It’s nine days after the murders and injuries occurred in Aurora, CO. Several of the victims have been buried. We await the arraignment of the suspect tomorrow. And business goes on as usual in Hollywood, with the exception that instead of reporting the amount of money, “The Dark Knight Rises” earned on it’s opening weekend immediately, those figures were withheld until now, “out of respect for the victims.”
On January 18, 2012 thousands of bloggers and businesses “went dark” for twelve hours to protest what we believe was an attempt by the Congress to try to restrict freedom of access to the internet. You might have thought that sort of protest was something that would be orchestrated in China – but it happened here in the United States of America. I am proud to say I participated in that protest.
The bills passing through Congress were largely supported by the Hollywood infrastructure. Their reasoning was that these bills were designed to protect their proprietary intellectual property from theft. I support that principle because it is just and fair, but unfortunately the bills went further and could be interpreted far more broadly than it appeared from a superficial reading.
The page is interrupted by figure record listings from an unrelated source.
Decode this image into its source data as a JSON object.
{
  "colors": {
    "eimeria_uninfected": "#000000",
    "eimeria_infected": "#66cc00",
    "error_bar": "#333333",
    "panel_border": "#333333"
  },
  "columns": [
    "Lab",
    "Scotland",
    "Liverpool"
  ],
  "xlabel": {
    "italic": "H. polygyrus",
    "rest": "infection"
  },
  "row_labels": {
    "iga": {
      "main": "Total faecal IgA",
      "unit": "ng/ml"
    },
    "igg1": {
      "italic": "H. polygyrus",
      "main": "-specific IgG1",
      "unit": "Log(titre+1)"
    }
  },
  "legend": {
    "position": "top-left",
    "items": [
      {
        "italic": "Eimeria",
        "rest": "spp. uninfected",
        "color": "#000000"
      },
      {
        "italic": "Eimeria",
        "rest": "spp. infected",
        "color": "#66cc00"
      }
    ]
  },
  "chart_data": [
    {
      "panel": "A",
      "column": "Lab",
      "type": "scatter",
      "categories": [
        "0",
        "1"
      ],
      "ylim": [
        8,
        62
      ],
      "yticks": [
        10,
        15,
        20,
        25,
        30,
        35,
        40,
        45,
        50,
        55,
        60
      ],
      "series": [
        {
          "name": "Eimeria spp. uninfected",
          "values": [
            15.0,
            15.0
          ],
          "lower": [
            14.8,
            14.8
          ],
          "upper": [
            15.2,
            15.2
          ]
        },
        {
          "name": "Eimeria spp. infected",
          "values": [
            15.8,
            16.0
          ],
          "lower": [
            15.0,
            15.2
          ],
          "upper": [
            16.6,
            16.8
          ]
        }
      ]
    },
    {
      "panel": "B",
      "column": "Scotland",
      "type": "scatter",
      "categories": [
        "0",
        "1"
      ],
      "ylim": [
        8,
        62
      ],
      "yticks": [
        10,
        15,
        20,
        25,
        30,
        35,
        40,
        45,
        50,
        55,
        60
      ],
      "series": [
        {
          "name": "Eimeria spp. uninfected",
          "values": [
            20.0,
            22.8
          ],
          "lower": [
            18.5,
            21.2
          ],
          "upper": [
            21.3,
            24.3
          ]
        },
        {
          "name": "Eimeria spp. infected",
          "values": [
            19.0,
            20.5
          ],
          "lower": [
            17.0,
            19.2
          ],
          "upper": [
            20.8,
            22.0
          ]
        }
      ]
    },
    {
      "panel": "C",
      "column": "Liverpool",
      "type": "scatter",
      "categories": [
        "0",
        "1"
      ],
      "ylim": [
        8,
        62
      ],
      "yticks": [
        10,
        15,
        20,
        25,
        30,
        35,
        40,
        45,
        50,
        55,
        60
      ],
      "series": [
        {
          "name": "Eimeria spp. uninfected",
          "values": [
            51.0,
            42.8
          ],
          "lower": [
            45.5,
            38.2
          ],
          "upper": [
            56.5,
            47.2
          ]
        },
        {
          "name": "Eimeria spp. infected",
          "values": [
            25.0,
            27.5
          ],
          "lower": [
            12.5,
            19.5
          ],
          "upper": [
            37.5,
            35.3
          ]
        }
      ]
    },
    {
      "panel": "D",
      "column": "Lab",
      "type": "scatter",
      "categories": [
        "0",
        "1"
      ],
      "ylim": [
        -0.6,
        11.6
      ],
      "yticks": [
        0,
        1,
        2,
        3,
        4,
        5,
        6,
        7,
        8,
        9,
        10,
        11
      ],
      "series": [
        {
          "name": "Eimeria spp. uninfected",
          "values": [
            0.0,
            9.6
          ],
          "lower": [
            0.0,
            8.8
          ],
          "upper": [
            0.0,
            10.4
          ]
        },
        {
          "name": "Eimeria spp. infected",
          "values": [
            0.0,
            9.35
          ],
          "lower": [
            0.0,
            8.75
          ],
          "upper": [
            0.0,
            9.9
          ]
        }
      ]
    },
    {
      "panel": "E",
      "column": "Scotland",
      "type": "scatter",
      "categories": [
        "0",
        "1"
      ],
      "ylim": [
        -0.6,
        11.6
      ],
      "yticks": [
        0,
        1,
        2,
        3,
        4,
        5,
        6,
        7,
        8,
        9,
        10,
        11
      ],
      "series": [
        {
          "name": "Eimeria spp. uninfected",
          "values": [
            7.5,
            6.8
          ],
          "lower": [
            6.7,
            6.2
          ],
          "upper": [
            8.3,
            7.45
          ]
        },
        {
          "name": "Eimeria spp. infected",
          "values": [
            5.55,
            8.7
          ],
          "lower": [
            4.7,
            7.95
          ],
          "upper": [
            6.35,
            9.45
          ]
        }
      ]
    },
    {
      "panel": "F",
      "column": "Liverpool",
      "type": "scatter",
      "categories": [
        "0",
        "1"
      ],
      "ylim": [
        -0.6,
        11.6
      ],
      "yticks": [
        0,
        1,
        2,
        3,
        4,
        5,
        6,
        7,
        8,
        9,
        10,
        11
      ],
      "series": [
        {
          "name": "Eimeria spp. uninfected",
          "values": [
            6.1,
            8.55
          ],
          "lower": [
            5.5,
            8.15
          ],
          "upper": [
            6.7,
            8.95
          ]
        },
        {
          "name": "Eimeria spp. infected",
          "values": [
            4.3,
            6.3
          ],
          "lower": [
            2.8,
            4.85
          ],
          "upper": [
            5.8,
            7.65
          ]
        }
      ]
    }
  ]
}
“Out of respect for the victims” I would have been impressed if Hollywood had done something truly dramatic – like simultaneously cancel one showing of “The Dark Knight Rises” at all theaters throughout the world. It would have cost them nothing and might have actually drawn more viewers who, like me, felt this was a display of true soul and compassion by the creators of this picture.
Perhaps there is a reason this did not happen – a good reason.
Since the shootings the mainstream media have been filled with discussions about weapons and restricting access to them. It sells tabloids and rivets us to our nightly news shows. Comparatively little has been said about the culture of violence in our society which might drive a person to commit the atrocity of which James Holmes is accused.
I remember, as a child, hearing that old Chinese expression, “Monkey see, Monkey do.” I understood it’s meaning as a six year old and nothing has changed in the intervening years to change that but merely reinforce it.
It is hard for anyone but the most zealous stalwart supporter to argue against the fact that the movies that are released have become more and more violent with each incarnation. And while this may not be the only cause for the increased violence and hostility in our society, it is hard to believe that it doesn’t bear at least some of the responsibility.
A person could make the argument that if consumers didn’t readily agree to buy what Hollywood has to sell, they would have to change their product line. That is an extremely valid point. But it is also one that could be made about a person who sells heroin or crack cocaine.
I in no way want to imply that I am looking to impose yet more regulation and censorship than already exists other than responsible self-regulation. To do so would be fruitless anyway as Hollywood is too snugly in bed with this administration.
But I would ask those producers and directors and screen writers to look back to a golden age in their history when they made quality, non-violent and just plain fun movies to which we could bring the kids without fear of what they would see or hear. That really happened, once upon a time in America.